1. 設\(D\)為\(\triangle ABC\)中\(BC\)邊中點,由分點公式得\(\overset{\rightharpoonup}{OD} = \frac{\overset{\rightharpoonup}{OB} + \overset{\rightharpoonup}{OC}}{2}\)。
2. 由分點公式求\(\overset{\rightharpoonup}{OG}\):
- \(\overset{\rightharpoonup}{OG} = \frac{\overset{\rightharpoonup}{OA} + 2\overset{\rightharpoonup}{OD}}{3}\)。
- 把\(\overset{\rightharpoonup}{OD} = \frac{\overset{\rightharpoonup}{OB} + \overset{\rightharpoonup}{OC}}{2}\)代入上式,\(\overset{\rightharpoonup}{OG} = \frac{\overset{\rightharpoonup}{OA} + 2\times\frac{\overset{\rightharpoonup}{OB} + \overset{\rightharpoonup}{OC}}{2}}{3} = \frac{\overset{\rightharpoonup}{OA} + \overset{\rightharpoonup}{OB} + \overset{\rightharpoonup}{OC}}{3}\)。
3. 兩邊同乘\(3\),得\(3\overset{\rightharpoonup}{OG} = \overset{\rightharpoonup}{OA} + \overset{\rightharpoonup}{OB} + \overset{\rightharpoonup}{OC}\)。

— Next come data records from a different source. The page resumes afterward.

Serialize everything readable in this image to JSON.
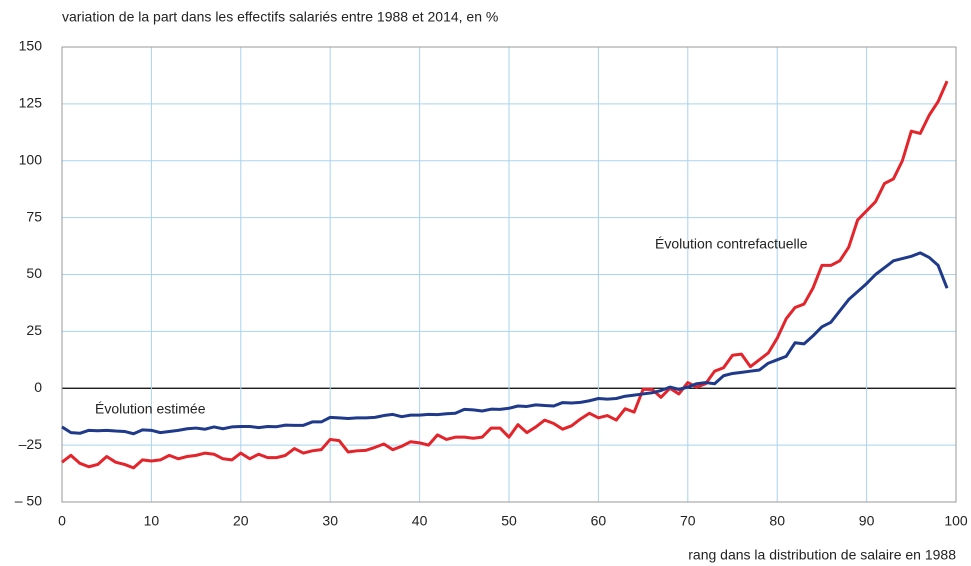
{
  "chart_data": {
    "type": "line",
    "y_label": "variation de la part dans les effectifs salariés entre 1988 et 2014, en %",
    "x_label": "rang dans la distribution de salaire en 1988",
    "x": [
      0,
      1,
      2,
      3,
      4,
      5,
      6,
      7,
      8,
      9,
      10,
      11,
      12,
      13,
      14,
      15,
      16,
      17,
      18,
      19,
      20,
      21,
      22,
      23,
      24,
      25,
      26,
      27,
      28,
      29,
      30,
      31,
      32,
      33,
      34,
      35,
      36,
      37,
      38,
      39,
      40,
      41,
      42,
      43,
      44,
      45,
      46,
      47,
      48,
      49,
      50,
      51,
      52,
      53,
      54,
      55,
      56,
      57,
      58,
      59,
      60,
      61,
      62,
      63,
      64,
      65,
      66,
      67,
      68,
      69,
      70,
      71,
      72,
      73,
      74,
      75,
      76,
      77,
      78,
      79,
      80,
      81,
      82,
      83,
      84,
      85,
      86,
      87,
      88,
      89,
      90,
      91,
      92,
      93,
      94,
      95,
      96,
      97,
      98,
      99
    ],
    "series": [
      {
        "name": "Évolution contrefactuelle",
        "color": "#e3242b",
        "values": [
          -32.5,
          -29.5,
          -33,
          -34.5,
          -33.5,
          -30,
          -32.5,
          -33.5,
          -35,
          -31.5,
          -32,
          -31.5,
          -29.5,
          -31,
          -30,
          -29.5,
          -28.5,
          -29,
          -31,
          -31.5,
          -28.5,
          -31,
          -29,
          -30.5,
          -30.5,
          -29.5,
          -26.5,
          -28.5,
          -27.5,
          -27,
          -22.5,
          -23,
          -28,
          -27.5,
          -27.3,
          -26,
          -24.5,
          -27,
          -25.5,
          -23.5,
          -24,
          -25,
          -20.5,
          -22.5,
          -21.5,
          -21.5,
          -22,
          -21.5,
          -17.5,
          -17.5,
          -21.5,
          -16,
          -19.5,
          -17,
          -14,
          -15.5,
          -18,
          -16.5,
          -13.5,
          -11,
          -13,
          -12,
          -14,
          -9,
          -10.5,
          -0.5,
          -0.5,
          -4,
          0,
          -2.5,
          2.5,
          0.5,
          2,
          7.5,
          9,
          14.5,
          15,
          9.5,
          12.5,
          15.5,
          22,
          30.5,
          35.5,
          37,
          44,
          54,
          54,
          56,
          62,
          74,
          78,
          82,
          90,
          92,
          100,
          113,
          112,
          120,
          126,
          135
        ]
      },
      {
        "name": "Évolution estimée",
        "color": "#1f3a8a",
        "values": [
          -17,
          -19.5,
          -19.8,
          -18.5,
          -18.7,
          -18.5,
          -18.8,
          -19,
          -20,
          -18.3,
          -18.5,
          -19.5,
          -19,
          -18.5,
          -17.8,
          -17.5,
          -18,
          -17,
          -17.8,
          -17,
          -16.8,
          -16.8,
          -17.3,
          -16.8,
          -16.9,
          -16.2,
          -16.3,
          -16.3,
          -14.8,
          -14.8,
          -12.8,
          -13,
          -13.3,
          -13,
          -13,
          -12.8,
          -12,
          -11.5,
          -12.5,
          -11.8,
          -11.8,
          -11.5,
          -11.6,
          -11.2,
          -11,
          -9.3,
          -9.5,
          -10,
          -9.2,
          -9.3,
          -8.8,
          -7.8,
          -8,
          -7.3,
          -7.6,
          -7.8,
          -6.3,
          -6.5,
          -6.2,
          -5.5,
          -4.5,
          -4.8,
          -4.5,
          -3.5,
          -3,
          -2.5,
          -2,
          -1,
          0.5,
          -0.5,
          0.5,
          2,
          2.5,
          2,
          5.5,
          6.5,
          7,
          7.5,
          8,
          11,
          12.5,
          14,
          20,
          19.5,
          23,
          27,
          29,
          34,
          39,
          42.5,
          46,
          50,
          53,
          56,
          57,
          58,
          59.5,
          57.5,
          54,
          44
        ]
      }
    ],
    "xlim": [
      0,
      100
    ],
    "xticks": [
      0,
      10,
      20,
      30,
      40,
      50,
      60,
      70,
      80,
      90,
      100
    ],
    "ylim": [
      -50,
      150
    ],
    "yticks": [
      {
        "value": -50,
        "label": "– 50"
      },
      {
        "value": -25,
        "label": "–25"
      },
      0,
      25,
      50,
      75,
      100,
      125,
      150
    ],
    "grid": true
  }
}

綜上,證得對於\(\triangle ABC\),\(G\)為重心,\(O\)為任意點,有\(3\overset{\rightharpoonup}{OG} = \overset{\rightharpoonup}{OA} + \overset{\rightharpoonup}{OB} + \overset{\rightharpoonup}{OC}\)。
推廣:
$1.若O為原點,則G=\frac{A+B+C}{3}$
$2.求合力時,三股萬有引力的合力=直接對三星球重心的引力\times3$